Narungga community representatives Douglas Milera (left) and Professor Peter Buckskin.The ancestral remains a re returned during a smoking ceremony in London. Supplied: Australian High Commission.

Samantha Hawley, London’s Natural History Museum returns Aboriginal remains to elders, ABC News, 28 March 2019

It has been a long journey, but after more than 100 years, 37 sets of Australian Aboriginal ancestral remains are set to be returned to country and laid to rest.

The Natural History Museum in London officially gave back the remains during a sombre ceremony in the English capital on Tuesday local time.

“The healing can start,” Doug Milera, an elder with the South Australian Narungga community, told ABC News.

He travelled across the globe to bring the “old people” back to country so their spirts can be laid to rest.

“The fact that we are bringing them home now means that the anger and frustration can subside,” Mr Milera said.

The passage of time had not lessened the emotion.

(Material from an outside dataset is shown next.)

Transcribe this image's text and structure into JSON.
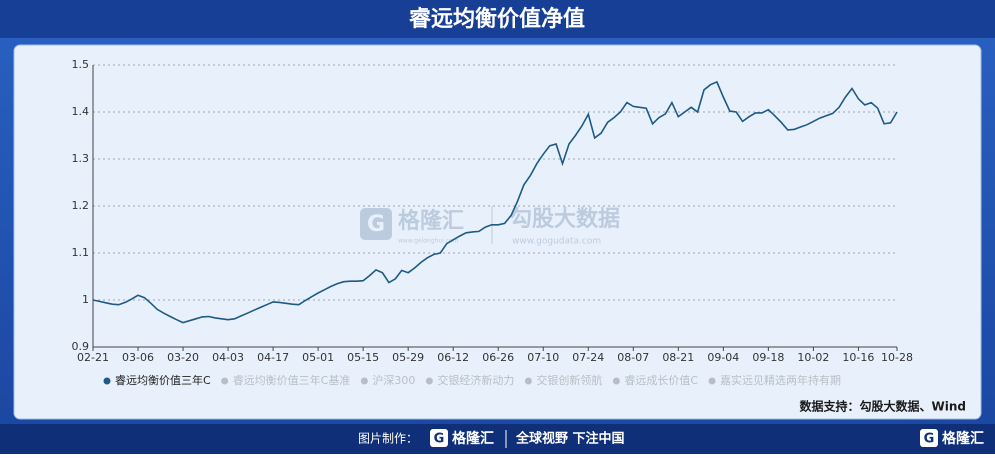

“It runs very deep still,” Mr Milera said.

“The fact that our old people were taken without permission and that information has been passed down through the generations, and knowing that they’ve been sent to other countries for research, it [the anger] still runs very deep in our community.”

One set of remains will be will be returned to the Narungga people, while others will be repatriated to the Ngarrindjeri, Kaurna, Far West Coast and Flinders Ranges communities.

They will be cared for by the South Australian Museum and the National Museum of Australia until they can be reburied.

The Indigenous Repatriation Program has so far led to the return of more than 1,480 ancestral remains, with more than 1,200 coming from the UK.

“This is about healing and moving forward,” Professor Peter Buckskin, also from the Narungga community, said after the ceremony.

“It is really important that those who have been taken are returned so they can rest eternally and spiritually.”